The theoretical application of a biopsy driven, risk stratified small renal mass management algorithm to a large robotic partial nephrectomy database suggests that about half of the patients might have avoided surgery. Despite the obvious limitations of a theoretical assumption of all patients receiving a perfect biopsy, the data support the emerging role of renal mass biopsies to guide management, particularly in high surgical risk patients.

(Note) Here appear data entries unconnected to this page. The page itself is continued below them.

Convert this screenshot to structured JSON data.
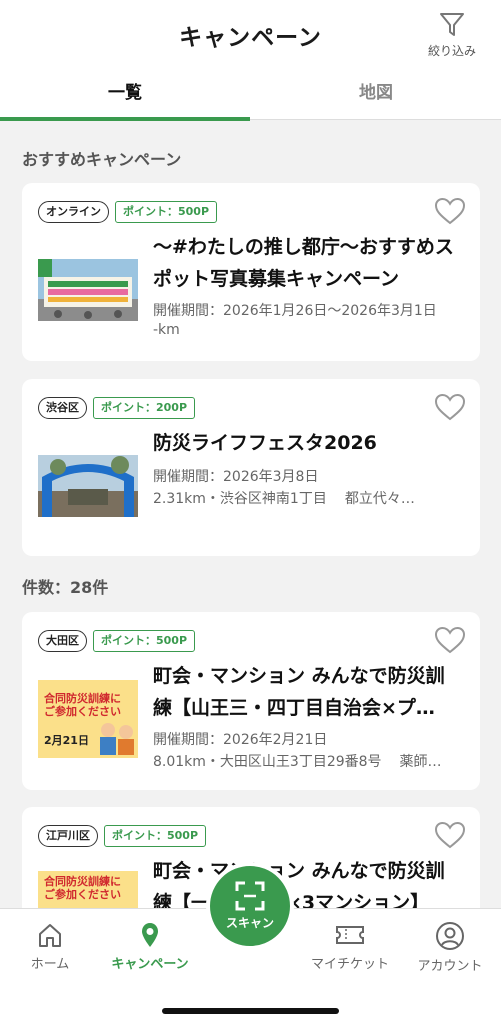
{
  "header": {
    "title": "キャンペーン",
    "filter_label": "絞り込み"
  },
  "tabs": [
    {
      "label": "一覧",
      "active": true
    },
    {
      "label": "地図",
      "active": false
    }
  ],
  "recommended": {
    "heading": "おすすめキャンペーン",
    "cards": [
      {
        "area_tag": "オンライン",
        "point_tag": "ポイント：500P",
        "title": "〜#わたしの推し都庁〜おすすめスポット写真募集キャンペーン",
        "period": "開催期間：2026年1月26日〜2026年3月1日",
        "distance": "-km",
        "venue": ""
      },
      {
        "area_tag": "渋谷区",
        "point_tag": "ポイント：200P",
        "title": "防災ライフフェスタ2026",
        "period": "開催期間：2026年3月8日",
        "distance": "2.31km・渋谷区神南1丁目",
        "venue": "都立代々…"
      }
    ]
  },
  "results": {
    "count_label": "件数：28件",
    "cards": [
      {
        "area_tag": "大田区",
        "point_tag": "ポイント：500P",
        "title": "町会・マンション みんなで防災訓練【山王三・四丁目自治会×プ…",
        "period": "開催期間：2026年2月21日",
        "distance": "8.01km・大田区山王3丁目29番8号",
        "venue": "薬師…"
      },
      {
        "area_tag": "江戸川区",
        "point_tag": "ポイント：500P",
        "title": "町会・マンション みんなで防災訓練【一　　　　×3マンション】",
        "period": "",
        "distance": "",
        "venue": ""
      }
    ]
  },
  "thumb_text": {
    "poster_line1": "合同防災訓練に",
    "poster_line2": "ご参加ください",
    "poster_date": "2月21日"
  },
  "bottom_nav": {
    "home": "ホーム",
    "campaign": "キャンペーン",
    "scan": "スキャン",
    "ticket": "マイチケット",
    "account": "アカウント"
  },
  "colors": {
    "accent": "#3a9a4e",
    "background": "#f2f2f2"
  }
}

我们使用一大群接受机器人辅助肾部分切除术治疗直径4厘米及以下肿瘤的患者,对已发表的活检导向性小肾肿块管理算法进行了评估。
将先前报道的使用风险分层活检的简化活检导向性小肾肿块管理算法应用于来自5个学术中心的1175例机器人辅助肾部分切除术病例。做出了一个理论假设,即完美活检对所有患者都是可行的,并且与最终病理结果的一致性为100%。病理风险组分为良性、有利、不利和中间型。该算法将直径小于2厘米的有利或中间型肿瘤分配至主动监测,将直径2至4厘米的不利或中间型肿瘤分配至治疗。手术风险较高的患者定义为美国麻醉医师协会(ASA)分级为3级或更高且年龄在70岁及以上。
患者被分配到良性(23%)、有利(13%)、中间型(51%)和不利(12%)的病理风险组。患者也被分配到良性病理管理组(275例,23%)、主动监测组(336例,29%)和治疗组(564例,48%)。良性或主动监测组的611例(52%)患者中,大多数手术风险较低且治疗安全(高级别并发症发生率为2.6%)。对于一些位于前方(378例,32%)、肾门处(93例,7.9%)或直径小于2厘米(379例,32%)的肿瘤,活检可能不可行或不准确。在129例(11%)手术风险较高的患者中,活检算法将70例(54%)分配至良性或主动监测组。
将活检驱动、风险分层的小肾肿块管理算法理论应用于一个大型机器人辅助肾部分切除术数据库表明,约一半的患者可能避免了手术。尽管所有患者都接受完美活检这一理论假设存在明显局限性,但数据支持肾肿块活检在指导管理方面日益重要的作用,尤其是在手术风险较高的患者中。